In the SubmissionsAgent, the call to unansweredApiDoRespond is delegated to SubmissionsAgentLogic:

  HttpResponse<?> unansweredApiDoRespond(HttpRequest<Value> request) {
    return SubmissionsAgentLogic.unansweredApiDoRespond(this, request);
  }

As for the SubmissionsAgentLogic implementation, it performs the following tasks:

  1. HTTP Response Creation (unansweredApiDoRespond):
    • This static method takes the SubmissionsAgent instance and the HTTP request as parameters.
    • It creates an HttpResponse object with a status of HttpStatus.OK, indicating a successful request.
    • The body of the response is generated by calling the body method, which formats the content as HTML.
  2. Data Retrieval and Formatting (body Method):
    • The body method is responsible for formatting the response body.
    • It retrieves the set of IDs (submission IDs) from the unanswered lane of the SubmissionsAgent using keySet(). This set contains the keys (IDs) of all entries in the unanswered MapLane.
    • The method iterates over these IDs, creating HTML links for each unanswered submission.
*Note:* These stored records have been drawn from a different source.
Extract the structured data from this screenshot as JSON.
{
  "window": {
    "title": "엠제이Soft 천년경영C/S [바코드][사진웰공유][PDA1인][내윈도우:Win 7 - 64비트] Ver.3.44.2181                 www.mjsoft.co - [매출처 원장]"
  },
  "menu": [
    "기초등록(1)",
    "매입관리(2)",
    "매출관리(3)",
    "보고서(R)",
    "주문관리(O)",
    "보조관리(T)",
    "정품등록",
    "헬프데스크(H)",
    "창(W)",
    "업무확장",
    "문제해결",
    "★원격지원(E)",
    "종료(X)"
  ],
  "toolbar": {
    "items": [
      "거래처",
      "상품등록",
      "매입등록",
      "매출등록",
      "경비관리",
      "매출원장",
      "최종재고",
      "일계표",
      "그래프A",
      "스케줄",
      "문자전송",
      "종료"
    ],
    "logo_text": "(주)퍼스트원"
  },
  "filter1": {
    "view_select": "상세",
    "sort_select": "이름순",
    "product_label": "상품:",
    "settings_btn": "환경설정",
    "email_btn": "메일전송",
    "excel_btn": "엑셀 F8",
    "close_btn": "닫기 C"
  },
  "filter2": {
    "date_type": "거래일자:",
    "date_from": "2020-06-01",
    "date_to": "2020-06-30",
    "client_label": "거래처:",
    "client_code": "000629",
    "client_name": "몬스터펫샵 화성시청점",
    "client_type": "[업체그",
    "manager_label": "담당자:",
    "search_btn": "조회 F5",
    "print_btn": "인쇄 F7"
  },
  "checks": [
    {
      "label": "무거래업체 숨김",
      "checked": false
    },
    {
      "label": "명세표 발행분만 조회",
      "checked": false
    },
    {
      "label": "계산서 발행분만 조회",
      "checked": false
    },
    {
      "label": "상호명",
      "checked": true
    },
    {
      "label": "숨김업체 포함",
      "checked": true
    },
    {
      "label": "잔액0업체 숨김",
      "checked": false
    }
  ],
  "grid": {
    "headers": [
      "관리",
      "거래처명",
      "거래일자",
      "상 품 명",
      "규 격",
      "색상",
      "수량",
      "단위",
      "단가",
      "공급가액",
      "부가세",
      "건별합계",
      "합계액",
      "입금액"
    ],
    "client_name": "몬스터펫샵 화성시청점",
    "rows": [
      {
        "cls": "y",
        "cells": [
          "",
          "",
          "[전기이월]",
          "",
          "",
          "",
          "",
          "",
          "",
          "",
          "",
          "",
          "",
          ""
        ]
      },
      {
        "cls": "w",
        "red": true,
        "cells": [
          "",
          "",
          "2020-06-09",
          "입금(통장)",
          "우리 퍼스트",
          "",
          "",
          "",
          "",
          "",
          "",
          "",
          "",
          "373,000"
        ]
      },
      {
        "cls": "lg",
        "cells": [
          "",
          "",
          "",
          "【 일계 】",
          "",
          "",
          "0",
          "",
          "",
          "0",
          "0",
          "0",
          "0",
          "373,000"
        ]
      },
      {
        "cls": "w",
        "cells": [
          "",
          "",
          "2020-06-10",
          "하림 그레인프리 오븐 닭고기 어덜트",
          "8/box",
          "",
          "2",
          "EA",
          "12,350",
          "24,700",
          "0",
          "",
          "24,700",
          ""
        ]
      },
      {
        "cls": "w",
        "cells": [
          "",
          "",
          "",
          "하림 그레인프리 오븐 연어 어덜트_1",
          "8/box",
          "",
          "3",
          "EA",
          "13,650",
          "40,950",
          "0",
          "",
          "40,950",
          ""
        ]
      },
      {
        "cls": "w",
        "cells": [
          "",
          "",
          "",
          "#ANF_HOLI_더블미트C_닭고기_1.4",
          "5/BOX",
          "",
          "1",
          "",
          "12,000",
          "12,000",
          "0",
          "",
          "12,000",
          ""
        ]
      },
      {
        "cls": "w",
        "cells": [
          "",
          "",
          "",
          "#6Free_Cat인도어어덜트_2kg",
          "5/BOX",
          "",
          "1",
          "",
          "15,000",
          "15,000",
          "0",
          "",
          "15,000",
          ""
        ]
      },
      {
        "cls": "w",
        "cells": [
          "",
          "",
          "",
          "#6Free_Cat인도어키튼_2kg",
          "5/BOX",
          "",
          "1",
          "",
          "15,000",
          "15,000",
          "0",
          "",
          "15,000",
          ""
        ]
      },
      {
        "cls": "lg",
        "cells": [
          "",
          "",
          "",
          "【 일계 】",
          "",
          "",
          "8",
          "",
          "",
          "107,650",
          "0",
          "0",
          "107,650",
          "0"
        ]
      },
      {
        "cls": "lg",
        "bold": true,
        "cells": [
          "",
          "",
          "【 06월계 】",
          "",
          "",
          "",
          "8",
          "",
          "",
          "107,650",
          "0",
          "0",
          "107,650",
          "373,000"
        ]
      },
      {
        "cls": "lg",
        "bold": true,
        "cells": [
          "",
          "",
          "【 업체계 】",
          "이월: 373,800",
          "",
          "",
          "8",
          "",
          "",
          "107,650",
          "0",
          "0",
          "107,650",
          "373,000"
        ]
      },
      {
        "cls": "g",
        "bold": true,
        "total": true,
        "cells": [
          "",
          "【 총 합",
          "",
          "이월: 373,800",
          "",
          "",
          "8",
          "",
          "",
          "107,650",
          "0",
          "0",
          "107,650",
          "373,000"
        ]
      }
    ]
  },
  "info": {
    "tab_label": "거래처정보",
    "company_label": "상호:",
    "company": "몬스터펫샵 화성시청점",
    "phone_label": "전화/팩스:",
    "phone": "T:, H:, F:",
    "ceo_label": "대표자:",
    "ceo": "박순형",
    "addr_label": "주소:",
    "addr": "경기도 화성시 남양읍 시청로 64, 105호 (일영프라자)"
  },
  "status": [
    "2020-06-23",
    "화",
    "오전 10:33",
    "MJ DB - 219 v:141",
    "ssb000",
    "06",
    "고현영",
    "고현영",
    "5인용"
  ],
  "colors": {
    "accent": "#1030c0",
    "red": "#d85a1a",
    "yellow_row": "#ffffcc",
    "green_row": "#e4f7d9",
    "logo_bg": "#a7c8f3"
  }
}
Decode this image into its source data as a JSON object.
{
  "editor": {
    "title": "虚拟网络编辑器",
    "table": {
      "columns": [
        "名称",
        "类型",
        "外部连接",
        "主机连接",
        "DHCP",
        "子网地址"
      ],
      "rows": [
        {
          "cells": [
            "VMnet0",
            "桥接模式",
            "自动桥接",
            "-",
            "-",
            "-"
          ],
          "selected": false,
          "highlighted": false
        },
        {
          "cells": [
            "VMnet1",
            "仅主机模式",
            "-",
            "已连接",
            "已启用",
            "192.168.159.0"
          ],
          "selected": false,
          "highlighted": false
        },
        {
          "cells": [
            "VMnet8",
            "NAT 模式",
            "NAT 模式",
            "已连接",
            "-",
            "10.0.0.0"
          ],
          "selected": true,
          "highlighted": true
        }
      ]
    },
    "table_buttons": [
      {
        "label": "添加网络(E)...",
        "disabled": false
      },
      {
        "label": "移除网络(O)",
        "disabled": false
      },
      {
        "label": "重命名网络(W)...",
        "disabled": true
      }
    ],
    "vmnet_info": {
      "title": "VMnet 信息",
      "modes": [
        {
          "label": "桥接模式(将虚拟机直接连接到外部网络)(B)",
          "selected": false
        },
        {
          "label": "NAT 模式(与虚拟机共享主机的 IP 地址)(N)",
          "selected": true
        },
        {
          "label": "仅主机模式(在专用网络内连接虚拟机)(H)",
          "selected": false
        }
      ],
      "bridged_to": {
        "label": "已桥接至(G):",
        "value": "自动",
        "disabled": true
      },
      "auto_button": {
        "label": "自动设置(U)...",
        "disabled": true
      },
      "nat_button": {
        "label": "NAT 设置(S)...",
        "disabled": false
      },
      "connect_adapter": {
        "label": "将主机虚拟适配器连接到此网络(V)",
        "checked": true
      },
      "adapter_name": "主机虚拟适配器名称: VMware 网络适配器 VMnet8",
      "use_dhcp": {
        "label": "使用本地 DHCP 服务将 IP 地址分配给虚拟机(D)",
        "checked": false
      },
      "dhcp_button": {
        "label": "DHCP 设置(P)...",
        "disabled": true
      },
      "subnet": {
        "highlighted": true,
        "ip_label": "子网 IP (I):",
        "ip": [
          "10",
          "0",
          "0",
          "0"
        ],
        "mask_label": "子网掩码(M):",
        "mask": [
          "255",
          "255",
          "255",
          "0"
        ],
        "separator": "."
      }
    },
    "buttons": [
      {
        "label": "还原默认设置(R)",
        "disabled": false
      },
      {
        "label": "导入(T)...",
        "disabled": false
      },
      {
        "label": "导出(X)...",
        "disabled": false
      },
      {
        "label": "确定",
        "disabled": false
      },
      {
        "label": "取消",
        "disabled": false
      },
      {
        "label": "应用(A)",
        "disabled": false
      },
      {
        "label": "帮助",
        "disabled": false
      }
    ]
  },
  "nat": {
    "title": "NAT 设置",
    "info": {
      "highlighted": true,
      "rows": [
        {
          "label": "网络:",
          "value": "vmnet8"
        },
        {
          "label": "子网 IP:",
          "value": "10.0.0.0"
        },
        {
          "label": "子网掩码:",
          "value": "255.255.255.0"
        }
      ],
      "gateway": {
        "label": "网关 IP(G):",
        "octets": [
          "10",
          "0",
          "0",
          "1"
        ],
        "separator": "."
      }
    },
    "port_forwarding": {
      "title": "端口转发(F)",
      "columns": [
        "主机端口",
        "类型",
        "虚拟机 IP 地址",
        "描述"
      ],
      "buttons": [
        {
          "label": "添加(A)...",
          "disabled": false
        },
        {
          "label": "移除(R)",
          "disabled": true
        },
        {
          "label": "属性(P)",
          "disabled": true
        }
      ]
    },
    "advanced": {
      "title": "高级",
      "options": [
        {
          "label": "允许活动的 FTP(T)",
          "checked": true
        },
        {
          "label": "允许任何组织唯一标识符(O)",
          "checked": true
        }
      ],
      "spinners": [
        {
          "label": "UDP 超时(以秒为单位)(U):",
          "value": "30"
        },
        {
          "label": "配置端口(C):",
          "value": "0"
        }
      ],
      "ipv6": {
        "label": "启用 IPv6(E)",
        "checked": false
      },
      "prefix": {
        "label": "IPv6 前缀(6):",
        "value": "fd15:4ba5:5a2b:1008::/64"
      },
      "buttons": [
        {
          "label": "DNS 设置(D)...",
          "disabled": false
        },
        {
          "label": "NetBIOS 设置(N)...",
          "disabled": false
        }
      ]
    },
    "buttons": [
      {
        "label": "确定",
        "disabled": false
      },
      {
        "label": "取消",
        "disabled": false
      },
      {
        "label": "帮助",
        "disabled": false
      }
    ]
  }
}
The oneLink function (not shown in the snippet) presumably formats a single submission ID into an HTML link.
    • The StringBuilder accumulates these links, and the resulting string of links is inserted into a format template (UNANSWERED_PAGE_FMT), producing the final HTML content.

Here’s the code:

  static HttpResponse<?> unansweredApiDoRespond(SubmissionsAgent runtime, HttpRequest<Value> request) {
    return HttpResponse.create(HttpStatus.OK)
        .body(body(UNANSWERED_PAGE_FMT, runtime.unanswered.keySet()), MediaType.textHtml());
  }
  
  private static String body(String fmt, Set<Long> ids) {
    final Iterator<Long> itr = ids.iterator();
    String oneLink = oneLink(itr, 1);
    StringBuilder links = new StringBuilder();
    for (int i = 1; oneLink != null; i++, oneLink = oneLink(itr, i)) {
      links.append(oneLink);
    }
    return String.format(fmt, links.toString());
  }  

SubmissionsAgent is passed in so that its unanswered lane can be accessed using keySet() which is exposed by all MapLanes.

Next Steps

There is a lot more to munin, including some insightful technical patterns and practices:

You can find the repo here: https://github.com/swimos/munin.

Parting Thoughts

munin serves as a useful example of implementing a real-time, event-driven application using SwimOS. Its architecture demonstrates how business logic can be seamlessly integrated into a Swim server, providing real-time streaming benefits with minimal effort. The application’s interaction with external systems and its ability to perform complex operations efficiently make it a valuable reference for developers looking to take full advantage of SwimOS.